電動化時代の犠牲者か! 「アルピナ」がBMWのサブブランド化する「苦渋の決断」の後ろにあるもの (1/2ページ)

この記事をまとめると

■アルピナが商標権をBMWに譲渡しBMWのサブブランドになる

■商標権の譲渡は電動化やCASEなどで変化する時代で生き残ることを模索しての結論だ

■スポーツ性やラグジュアリー性など、BMWにとってもアルピナの付加価値は高い

「アルピナ」はBMWが管理するブランドのひとつになる

 BMWはドイツ現地時間の2022年3月10日、アルピナから商標権を譲渡されたことを発表した。これにより、アルピナはBMW本社が直結して管理するブランドとなる。

 アルピナとBMWの関係はこれまで50年以上に渡って培われてきた。それがなぜ、いまこういう形になったのだろうか? まずは、ドイツ自動車産業界のスポーツモデル、ラグジュアリーモデル、そしてチューニングビジネスに関して少し振り返ってみたい。

 1960年代から70年代にかけて、モータースポーツの世界を基盤として、既存車をカスタマイズしたりチューニングする事業が生まれる。代表的な例が、BMWを用いたアルピナやメルセデス・ベンツを用いたAMGである。

 アルピナやAMGは、あくまでも独立した企業であり、BMWとメルセデス・ベンツのサブブランドではない。だが、ベース車としてBMWやメルセデス・ベンツを使い、アルピナやAMGのブランドの完成車として世界的に販売するというビジネスモデルを確立していく。

 1990年代から2000年代になると、シュニッツアー、ハルトゲ、ブラバス、ロリンザー、カールソンなど、ドイツ系チューニング関連の企業がグローバル市場で台頭し始める。
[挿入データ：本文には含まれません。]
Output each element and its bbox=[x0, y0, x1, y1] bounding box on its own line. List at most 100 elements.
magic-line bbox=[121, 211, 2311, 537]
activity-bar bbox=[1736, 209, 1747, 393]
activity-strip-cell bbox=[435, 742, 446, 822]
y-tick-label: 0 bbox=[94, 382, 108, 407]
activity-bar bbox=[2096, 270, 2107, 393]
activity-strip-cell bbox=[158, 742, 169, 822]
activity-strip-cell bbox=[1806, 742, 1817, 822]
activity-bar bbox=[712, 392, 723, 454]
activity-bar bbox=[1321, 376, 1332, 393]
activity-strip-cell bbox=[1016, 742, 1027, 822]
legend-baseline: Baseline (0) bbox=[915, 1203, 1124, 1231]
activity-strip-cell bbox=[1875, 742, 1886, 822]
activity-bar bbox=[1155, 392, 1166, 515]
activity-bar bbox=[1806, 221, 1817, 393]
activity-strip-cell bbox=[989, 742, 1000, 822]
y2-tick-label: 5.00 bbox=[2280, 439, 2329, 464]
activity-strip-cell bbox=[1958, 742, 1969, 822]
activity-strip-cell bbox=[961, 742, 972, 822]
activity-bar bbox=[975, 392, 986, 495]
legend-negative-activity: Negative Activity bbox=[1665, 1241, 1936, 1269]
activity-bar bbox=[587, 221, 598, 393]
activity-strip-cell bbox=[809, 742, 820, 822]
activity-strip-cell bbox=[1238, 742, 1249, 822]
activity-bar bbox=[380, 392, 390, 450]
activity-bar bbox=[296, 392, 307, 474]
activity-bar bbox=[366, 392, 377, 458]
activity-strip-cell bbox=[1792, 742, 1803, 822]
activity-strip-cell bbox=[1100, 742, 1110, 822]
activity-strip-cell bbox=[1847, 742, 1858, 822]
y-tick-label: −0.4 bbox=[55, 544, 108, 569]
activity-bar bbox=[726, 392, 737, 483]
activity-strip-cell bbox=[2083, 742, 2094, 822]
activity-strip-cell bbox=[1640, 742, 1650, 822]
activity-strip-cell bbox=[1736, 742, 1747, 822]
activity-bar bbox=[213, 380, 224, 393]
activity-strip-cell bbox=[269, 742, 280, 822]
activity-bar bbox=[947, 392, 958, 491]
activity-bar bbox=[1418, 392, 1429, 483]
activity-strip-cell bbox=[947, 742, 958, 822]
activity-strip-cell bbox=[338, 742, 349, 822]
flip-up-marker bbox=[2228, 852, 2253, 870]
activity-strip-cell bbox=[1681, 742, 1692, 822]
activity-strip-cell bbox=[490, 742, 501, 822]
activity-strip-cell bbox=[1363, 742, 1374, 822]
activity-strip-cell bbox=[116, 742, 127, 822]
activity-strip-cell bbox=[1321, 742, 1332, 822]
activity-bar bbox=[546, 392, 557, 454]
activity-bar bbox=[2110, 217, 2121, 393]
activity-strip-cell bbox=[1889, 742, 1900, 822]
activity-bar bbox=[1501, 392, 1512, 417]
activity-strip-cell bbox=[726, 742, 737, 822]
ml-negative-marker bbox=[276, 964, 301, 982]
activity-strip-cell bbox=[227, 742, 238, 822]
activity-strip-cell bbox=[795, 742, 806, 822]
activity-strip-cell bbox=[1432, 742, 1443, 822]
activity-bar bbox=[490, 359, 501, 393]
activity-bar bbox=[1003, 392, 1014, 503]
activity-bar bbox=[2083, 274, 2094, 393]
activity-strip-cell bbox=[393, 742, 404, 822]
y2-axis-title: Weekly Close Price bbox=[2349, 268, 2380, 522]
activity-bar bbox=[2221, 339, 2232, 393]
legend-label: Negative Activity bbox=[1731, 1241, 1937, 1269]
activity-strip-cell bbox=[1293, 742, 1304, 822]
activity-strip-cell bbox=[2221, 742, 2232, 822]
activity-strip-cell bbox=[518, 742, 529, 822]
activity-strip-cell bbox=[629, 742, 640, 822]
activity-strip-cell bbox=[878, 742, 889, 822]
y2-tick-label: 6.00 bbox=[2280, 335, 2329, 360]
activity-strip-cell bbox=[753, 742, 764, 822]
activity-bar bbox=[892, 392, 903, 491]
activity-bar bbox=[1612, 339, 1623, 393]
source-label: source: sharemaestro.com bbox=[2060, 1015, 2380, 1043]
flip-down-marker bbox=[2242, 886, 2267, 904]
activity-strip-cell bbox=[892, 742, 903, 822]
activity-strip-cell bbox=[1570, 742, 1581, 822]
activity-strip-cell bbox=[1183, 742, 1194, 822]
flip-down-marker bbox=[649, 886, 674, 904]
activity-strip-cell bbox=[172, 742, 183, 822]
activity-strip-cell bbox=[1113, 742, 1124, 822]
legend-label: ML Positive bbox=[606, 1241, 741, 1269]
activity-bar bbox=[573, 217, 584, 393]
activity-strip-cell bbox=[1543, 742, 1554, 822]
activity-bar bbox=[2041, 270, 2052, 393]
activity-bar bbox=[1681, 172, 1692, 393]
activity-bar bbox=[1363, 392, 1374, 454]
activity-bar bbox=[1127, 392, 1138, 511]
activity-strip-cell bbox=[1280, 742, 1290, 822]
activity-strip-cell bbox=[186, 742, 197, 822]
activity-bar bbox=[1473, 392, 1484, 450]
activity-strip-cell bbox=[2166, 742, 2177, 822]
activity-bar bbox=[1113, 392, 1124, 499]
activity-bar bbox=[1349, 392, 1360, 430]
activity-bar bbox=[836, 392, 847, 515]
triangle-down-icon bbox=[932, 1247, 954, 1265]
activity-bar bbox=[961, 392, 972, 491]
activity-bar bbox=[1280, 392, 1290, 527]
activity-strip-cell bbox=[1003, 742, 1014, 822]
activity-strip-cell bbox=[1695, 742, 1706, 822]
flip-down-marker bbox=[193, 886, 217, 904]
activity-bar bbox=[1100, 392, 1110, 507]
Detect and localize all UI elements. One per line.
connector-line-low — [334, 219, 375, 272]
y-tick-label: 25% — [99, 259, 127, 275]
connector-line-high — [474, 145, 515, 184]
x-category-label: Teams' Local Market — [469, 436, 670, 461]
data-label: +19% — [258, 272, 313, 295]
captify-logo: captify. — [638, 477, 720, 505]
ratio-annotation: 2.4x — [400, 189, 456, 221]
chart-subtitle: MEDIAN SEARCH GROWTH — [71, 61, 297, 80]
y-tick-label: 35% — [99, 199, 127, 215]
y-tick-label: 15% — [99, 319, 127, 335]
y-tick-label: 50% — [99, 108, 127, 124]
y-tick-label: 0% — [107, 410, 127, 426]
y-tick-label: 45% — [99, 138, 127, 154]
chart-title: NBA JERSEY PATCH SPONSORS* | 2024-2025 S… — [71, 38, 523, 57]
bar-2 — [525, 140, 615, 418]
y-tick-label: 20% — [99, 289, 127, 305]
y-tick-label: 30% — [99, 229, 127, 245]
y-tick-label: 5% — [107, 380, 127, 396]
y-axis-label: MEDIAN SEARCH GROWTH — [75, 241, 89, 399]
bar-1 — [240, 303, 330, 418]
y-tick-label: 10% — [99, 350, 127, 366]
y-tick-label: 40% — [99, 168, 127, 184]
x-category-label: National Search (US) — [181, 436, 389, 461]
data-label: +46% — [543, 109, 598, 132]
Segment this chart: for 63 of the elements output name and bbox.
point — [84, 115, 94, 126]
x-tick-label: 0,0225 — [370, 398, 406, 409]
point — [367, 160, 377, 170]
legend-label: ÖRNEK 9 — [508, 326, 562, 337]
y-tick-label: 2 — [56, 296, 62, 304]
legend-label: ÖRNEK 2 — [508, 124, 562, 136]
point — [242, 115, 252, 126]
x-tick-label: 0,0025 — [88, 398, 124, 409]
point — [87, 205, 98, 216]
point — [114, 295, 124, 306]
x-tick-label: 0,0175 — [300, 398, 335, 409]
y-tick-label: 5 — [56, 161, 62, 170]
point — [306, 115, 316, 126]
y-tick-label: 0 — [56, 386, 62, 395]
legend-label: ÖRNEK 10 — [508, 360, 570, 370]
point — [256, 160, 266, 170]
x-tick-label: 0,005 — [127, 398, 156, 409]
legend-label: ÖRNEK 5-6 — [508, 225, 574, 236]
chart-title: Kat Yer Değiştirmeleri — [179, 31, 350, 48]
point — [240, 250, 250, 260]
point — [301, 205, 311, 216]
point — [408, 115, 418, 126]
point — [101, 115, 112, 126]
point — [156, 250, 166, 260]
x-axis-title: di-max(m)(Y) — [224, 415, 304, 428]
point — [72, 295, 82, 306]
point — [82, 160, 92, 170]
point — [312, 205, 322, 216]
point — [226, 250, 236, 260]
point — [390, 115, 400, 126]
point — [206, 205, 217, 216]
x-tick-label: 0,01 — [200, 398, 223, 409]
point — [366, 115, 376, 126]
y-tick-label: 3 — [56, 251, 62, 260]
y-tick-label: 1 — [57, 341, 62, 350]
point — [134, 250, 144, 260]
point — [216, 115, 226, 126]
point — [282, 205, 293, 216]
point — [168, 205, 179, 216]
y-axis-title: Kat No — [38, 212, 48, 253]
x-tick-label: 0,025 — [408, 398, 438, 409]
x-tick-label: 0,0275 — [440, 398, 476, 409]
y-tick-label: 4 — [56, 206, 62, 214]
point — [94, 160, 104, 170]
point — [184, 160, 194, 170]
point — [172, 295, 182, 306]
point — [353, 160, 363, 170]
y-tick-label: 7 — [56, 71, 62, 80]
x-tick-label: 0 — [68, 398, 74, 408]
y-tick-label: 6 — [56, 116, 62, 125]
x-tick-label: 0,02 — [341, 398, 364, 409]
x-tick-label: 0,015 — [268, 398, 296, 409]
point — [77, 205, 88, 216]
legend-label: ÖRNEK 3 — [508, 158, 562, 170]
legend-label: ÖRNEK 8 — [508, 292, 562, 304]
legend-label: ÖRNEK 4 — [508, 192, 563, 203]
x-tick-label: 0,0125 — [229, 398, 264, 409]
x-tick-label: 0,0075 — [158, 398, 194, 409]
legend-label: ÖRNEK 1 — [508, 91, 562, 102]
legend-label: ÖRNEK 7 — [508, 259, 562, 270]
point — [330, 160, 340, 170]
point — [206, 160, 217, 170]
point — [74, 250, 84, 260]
彼らは、エンジンチューニングのみならず、外装では各種のエアロパーツやホイール、インテリアではシート、ダッシュボードまわり、ステアリング、シフトノブなどに独自にカスタマイズを加えていき、富裕層を中心にビジネスを広げていった。

 そうしたなかで、AMGはダイムラー(メルセデス・ベンツ)のグループ企業となり、通常モデルラインアップの中でAMGというロゴが当たり前の時代になっていった。